You can still hack the U2F software in the browser and steal the key. If an attacker is local, the game is over. The only thing the button does is limit how many opportunities the attacker has.
Almost all practical attacks are against a key stored on a server somewhere, a key in flight on the network, or a lack of security in the client. If we properly secure these aspects of access, we don't need a whole lot of extra layers, which are only workarounds for the actual root problems.
In the cheap mass-produced FIDO tokens we mostly care about the only keys anybody is storing are 1. a single secret symmetric key inside the token. It has no reason to give this up to anybody, and no API for doing so; 2. _public_ keys used to check credentials
If you're thinking "Wait, that can't be right, where do the corresponding _private_ keys live?" then Bzzzt, time to go read the FIDO/U2F specification before writing anything else on Hacker News.

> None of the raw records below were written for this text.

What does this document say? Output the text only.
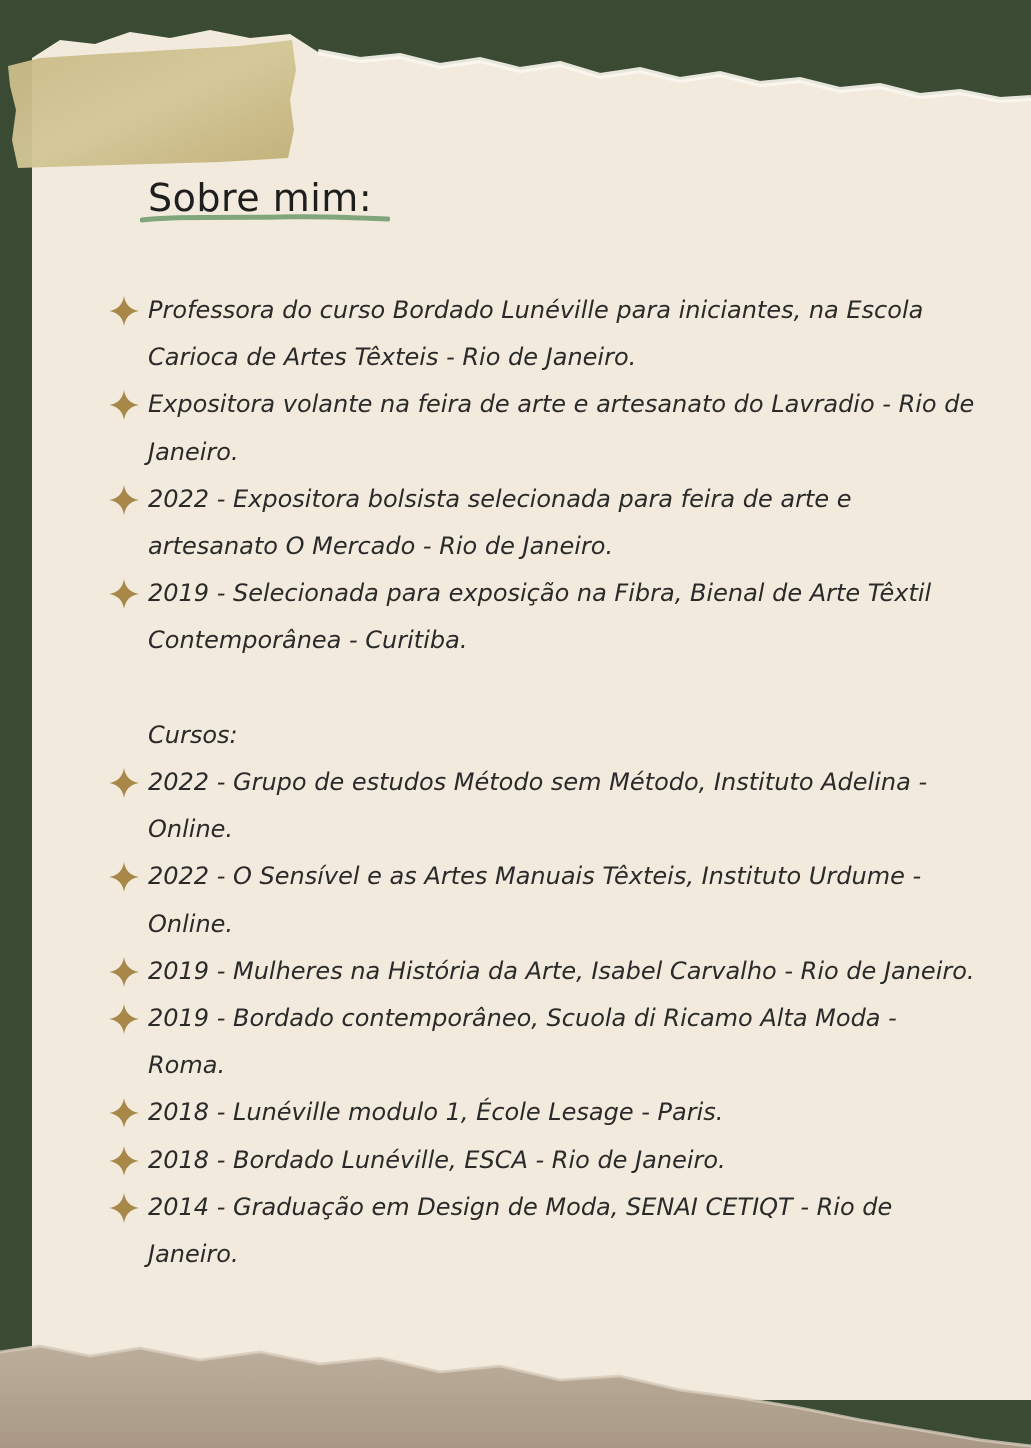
Sobre mim:

Professora do curso Bordado Lunéville para iniciantes, na Escola Carioca de Artes Têxteis - Rio de Janeiro.

Expositora volante na feira de arte e artesanato do Lavradio - Rio de Janeiro.

2022 - Expositora bolsista selecionada para feira de arte e artesanato O Mercado - Rio de Janeiro.

2019 - Selecionada para exposição na Fibra, Bienal de Arte Têxtil Contemporânea - Curitiba.

Cursos:

2022 - Grupo de estudos Método sem Método, Instituto Adelina - Online.

2022 - O Sensível e as Artes Manuais Têxteis, Instituto Urdume - Online.

2019 - Mulheres na História da Arte, Isabel Carvalho - Rio de Janeiro.

2019 - Bordado contemporâneo, Scuola di Ricamo Alta Moda - Roma.

2018 - Lunéville modulo 1, École Lesage - Paris.

2018 - Bordado Lunéville, ESCA - Rio de Janeiro.

2014 - Graduação em Design de Moda, SENAI CETIQT - Rio de Janeiro.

The whole point of this type of design is that even if the attacker has local code execution you haven't lost. An attacker with local code execution _plus a button press_ gets not a key which can be stolen but a single proof of control of their choice. It's like stealing a single OTP code, it's not _nothing_ but it's very far from everything.
Almost all practical attacks are against a key stored on a server somewhere, a key in flight on the network, or a lack of security in the client. If we properly secure these aspects of access, we don't need a whole lot of extra layers, which are only workarounds for the actual root problems.